Documents associated with: ink, black
Record 2 of 3
System Number: 05860
Date: [3/5 April 1889?]
Recipient: Henry Labouchere
Repository: Glasgow University Library
Call Number: MS Whistler T205
Document Type: MsLd
You certainly must have the following correspondence in its entirety; for it seems most proper that in the columns of Truth, where fearlessly the crimes of Respectability are exposed, should be recorded the details of an incident in which the element of grave offence is, not unnaturally, quite missed by the daily papers in their indignation at the insignificance of the object to which public attention has so unwarrantably been drawn - a "Notice Board"! - the common sign of commerce!
Now, however slight might be the value of the work in question, destroyed, it is surely of startling interest to know that work may be destroyed, or worse still, defaced and tampered with at the present moment, in full London, with the joyous approval of the major part of the popular press.
I leave to your comment the fact that, in this instance the act is committed, with the tacit consent of a body of gentlemen officially styled "Artists," at the instigation of their President as he unblushingly acknowledges,
and there I will distinctly state (and this though in principle irrelevant, - [for what becomes of the soul of a "Diocesan Member of the Council of Clapham" is artistically a matter of small moment,] is [I now see is, the only evidence that will at present be at all considered or even understood]) that the "notice board of the Royal Society of British Artists" did not "bear on a red ground, in letters of gold, the title of the Society" - and that "to this Mr Whistler during his Presidency" did not "add with his own hand a decorative device of a lion and a butterfly".

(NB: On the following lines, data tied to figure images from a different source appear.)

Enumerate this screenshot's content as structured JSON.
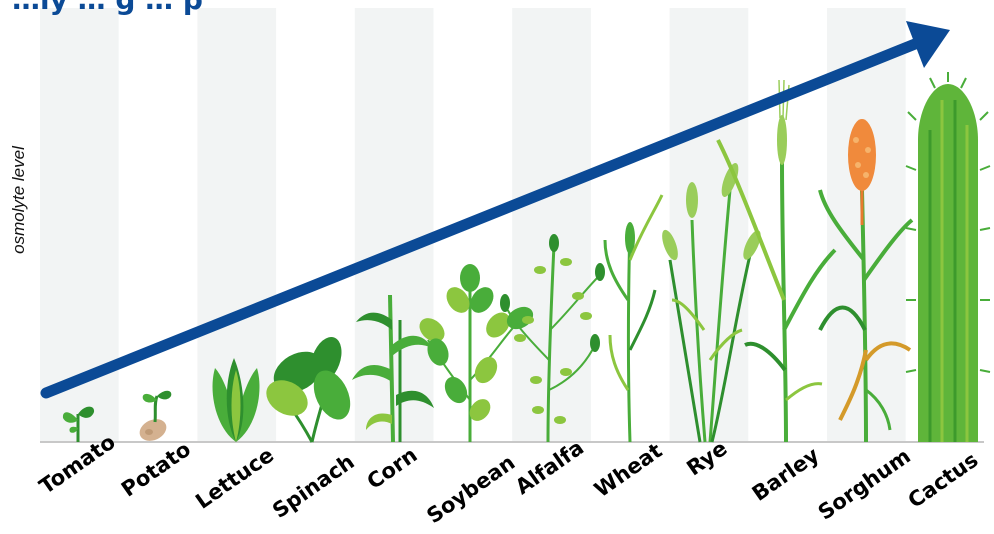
{
  "title": "…ly … g … p",
  "y_axis_label": "osmolyte level",
  "colors": {
    "arrow": "#0b4a96",
    "band": "#f2f4f4",
    "axis": "#c8c8c8",
    "leaf": "#49ad3a",
    "leaf_dark": "#2e8f2e",
    "leaf_light": "#8cc63f",
    "grain": "#9acd5a",
    "sorghum_head": "#f08a3c",
    "potato": "#d4b190",
    "cactus": "#5fb53a"
  },
  "plants": [
    {
      "label": "Tomato",
      "icon": "tomato-seedling-icon"
    },
    {
      "label": "Potato",
      "icon": "potato-sprout-icon"
    },
    {
      "label": "Lettuce",
      "icon": "lettuce-icon"
    },
    {
      "label": "Spinach",
      "icon": "spinach-icon"
    },
    {
      "label": "Corn",
      "icon": "corn-plant-icon"
    },
    {
      "label": "Soybean",
      "icon": "soybean-plant-icon"
    },
    {
      "label": "Alfalfa",
      "icon": "alfalfa-plant-icon"
    },
    {
      "label": "Wheat",
      "icon": "wheat-plant-icon"
    },
    {
      "label": "Rye",
      "icon": "rye-plant-icon"
    },
    {
      "label": "Barley",
      "icon": "barley-plant-icon"
    },
    {
      "label": "Sorghum",
      "icon": "sorghum-plant-icon"
    },
    {
      "label": "Cactus",
      "icon": "cactus-icon"
    }
  ]
}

The "notice board" was of the familiar blue enamel, well known in Metropolitan use, with white lettering, announcing that the exhibition of the Incorporated Society of British Artists was held below, and that for the sum of one shilling the public might enter.
I myself mixed the "red ground", and myself placed, "in letters of gold the" new "title" upon it - in proper relation to the decorative scheme of the whole design, of which it formed naturally an all important feature. The date was that of the Society's Royal Grant, and in commemoration of its new birth. With the offending Butterfly it has now been effaced in one clean sweep of independence, while the Lion, "not so badly drawn," was differently dealt with - it was found not "necessary to do anything more than restore it in permanent colour, and that," with a bottle of Brunswick black, "has accordingly been done" - and, as Mr Bayliss adds, with absolute truth,
and in the careless pride of achievement, "the notice board was no longer the actual work of Mr Whistler"!
This word was written in pencil in another hand at the top left corner but does not seem relevant to the letter.
5. Notice Board
JW had painted a new notice board for the Society of British Artists when they were awarded the title 'Royal' during his Presidency in 1887.
This word was underlined a second time in pencil. Further additions and deletions on this sheet are also in pencil.
JW was elected President of the SBA on 1 June 1886 and took office in December. He was forced to resign on 4 June 1888 but retained the post until November.
8. lion and a butterfly
The lion was the Royal emblem, and the butterfly, JW's monogram. JW designed a lion for the RBA notepaper and catalogues, as well as for the signboard.
9. Royal Grant
On the occasion of Queen Victoria's fiftieth Jubilee, on 20 June 1887, JW sent her an illuminated Address on behalf of the SBA (see M.1133-6). On 27 July he attended the Naval Review at Spithead. He made a set of twelve etchings, the 'Naval Review set', (K. 316-331) that was presented to the Queen in a specially designed album (see M.1132-3, 1138-45). JW then sent a Memorial to the Queen requesting that the Society be called 'Royal'. The SBA received a Royal Charter, thus becoming the Royal Society of British Artists (RBA).
10. Brunswick black
Brunswick Black ink dried to an enamel like surface. It was used for covering etching plates, so that the lines scraped with the etching needle would show clearly as copper lines against the black surface.